Fish-Batter Fortune, Pebble Beach Royalty: Jim Patterson's Coachbuilt Legends Head to RM Sotheby's Monterey 2026

3 min read
Fish-Batter Fortune, Pebble Beach Royalty: Jim Patterson's Coachbuilt Legends Head to RM Sotheby's Monterey 2026

When RM Sotheby's rolls into Monterey this August, five cars from the celebrated Jim Patterson Collection will cross the block, headlined by a rare 1937 Bugatti Type 57SC Atalante. It's a grouping that reflects one of the most decorated collecting careers in the hobby.

Patterson's story is a very American one. A Louisville, Kentucky businessman and the first in his family to finish high school, he built a fast-food empire before he ever built a car collection. He co-founded Long John Silver's in 1969, reportedly having a hand in its signature fish batter, and sold his roughly 40 percent stake in 1975 for close to $20 million.

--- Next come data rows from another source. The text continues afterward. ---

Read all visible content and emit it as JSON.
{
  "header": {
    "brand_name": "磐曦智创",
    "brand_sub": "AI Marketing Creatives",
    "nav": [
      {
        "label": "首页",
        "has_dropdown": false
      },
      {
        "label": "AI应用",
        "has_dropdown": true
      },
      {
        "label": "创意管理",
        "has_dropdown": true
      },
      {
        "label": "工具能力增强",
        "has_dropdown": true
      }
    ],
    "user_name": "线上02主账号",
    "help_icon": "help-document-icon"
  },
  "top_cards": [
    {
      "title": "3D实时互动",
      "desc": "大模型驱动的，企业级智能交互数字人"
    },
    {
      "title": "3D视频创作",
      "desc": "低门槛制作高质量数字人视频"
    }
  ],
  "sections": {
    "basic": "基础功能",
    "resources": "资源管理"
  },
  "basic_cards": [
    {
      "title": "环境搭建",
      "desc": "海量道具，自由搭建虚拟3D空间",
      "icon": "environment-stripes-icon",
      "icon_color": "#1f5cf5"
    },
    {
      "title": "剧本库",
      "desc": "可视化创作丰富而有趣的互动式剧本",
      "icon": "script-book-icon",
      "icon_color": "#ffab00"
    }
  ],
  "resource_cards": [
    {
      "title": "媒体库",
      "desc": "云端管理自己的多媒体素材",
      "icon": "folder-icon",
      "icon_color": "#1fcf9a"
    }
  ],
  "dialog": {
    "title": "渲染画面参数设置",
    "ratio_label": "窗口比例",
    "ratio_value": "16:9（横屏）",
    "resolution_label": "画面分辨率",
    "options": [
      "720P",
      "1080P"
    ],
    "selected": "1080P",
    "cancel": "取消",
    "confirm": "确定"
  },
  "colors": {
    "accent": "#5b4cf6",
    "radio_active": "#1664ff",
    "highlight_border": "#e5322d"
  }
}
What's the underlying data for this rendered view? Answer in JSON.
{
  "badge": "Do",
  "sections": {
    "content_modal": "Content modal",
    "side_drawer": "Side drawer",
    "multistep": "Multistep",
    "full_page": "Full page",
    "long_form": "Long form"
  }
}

He later helped pioneer the double drive-thru concept behind Rally's Hamburgers and ran dozens of Wendy's locations.

His real love, though, was pre-war European coachwork. Working alongside RM Auto Restoration in Ontario, Canada, Patterson achieved something only a handful of collectors ever have: three Best of Show wins at the Pebble Beach Concours d'Elegance. Those triumphs came with a white 1933 Delage D8 S de Villars Roadster in 2010, a 1924 Isotta Fraschini Tipo 8A cabriolet in 2015, and a 1937 Mercedes-Benz 540K Special Roadster once ordered by the Shah of Afghanistan in 2023.

The star of the sale is the 1937 Bugatti Type 57SC Atalante, chassis 57551. One of just four Atalantes built on the lowered Type 57S chassis with those low-set headlamps, it began life as a Type 57S before gaining supercharged SC specification. Delivered new to Jean Levy of a Strasbourg-area milling family in July 1937, it survived the war on a Dordogne farm before passing through several owners, including the painter Andre Derain. Harrah's Automobile Collection acquired it in 1961 and it took Best of Show at Pebble Beach in 1976. Patterson bought it in 2000, and a further RM restoration returned its tail and headlights to their original forms. Finished in black and deep green with a pigskin interior, it is estimated at $4.5 million to $6 million.

Joining it is a 1937 Delage D8-120 Coach Aerosport, chassis 51042, one of six first-series examples wearing Letourneur et Marchand coachwork. The body was originally shown at the 1937 Brussels Motor Show on a different chassis before being transferred to this one. After passing through American collectors and a California restoration by Hill & Vaughn, Patterson acquired it in 2001 and promptly won Best of Show at Amelia Island in 2002. It carries a $2 million to $3 million estimate.

The 1937 Talbot-Lago T150-C Competition Roadster, chassis 82928, is the sole survivor of two prototype roadsters bodied by Figoni et Falaschi on short-wheelbase competition chassis. Built in full race specification and debuted at a Paris concours by Madame Jeanne Falaschi, it later passed through European hands before a Connecticut restorer, then Tom Price, and finally Patterson in 2001. RM's research-driven restoration rebuilt it to its documented original shape. Now black with a tan interior, it is estimated at $1.5 million to $2.5 million.

A unique 1939 Delage D8-120 S Coupe follows, also by Letourneur et Marchand, built on the lowered and lightened D8-120 S chassis with unusually compact sporting proportions. First registered in Lisbon in 1939 to a former mayor of Sintra, it stayed in Portugal for decades before reaching Britain, Japan and eventually Patterson in 2001. Refinished by RM in black with a tan interior, it earned Best of Show honors at The Elegance at Hershey in 2013 and the Keeneland Concours. It, too, is estimated at $1.5 million to $2.5 million.

Rounding out the group is a more attainable 1971 Mercedes-Benz 280 SE 3.5 Cabriolet. Originally sold by Loeber Motors of Chicago and finished in Silver Grey Metallic over black leather, this low-mileage example has covered fewer than 22,000 miles and had just one long-term owner before joining the collection. Equipped with a Becker Europa radio, tinted electric windows and air-conditioning, it is offered with no reserve and estimated at $350,000 to $450,000.

Together, the five cars offer a snapshot of a collecting philosophy built on rarity, provenance and painstaking restoration, and a rare chance for the market to bid on machines that have already earned their place on the world's most famous show lawns.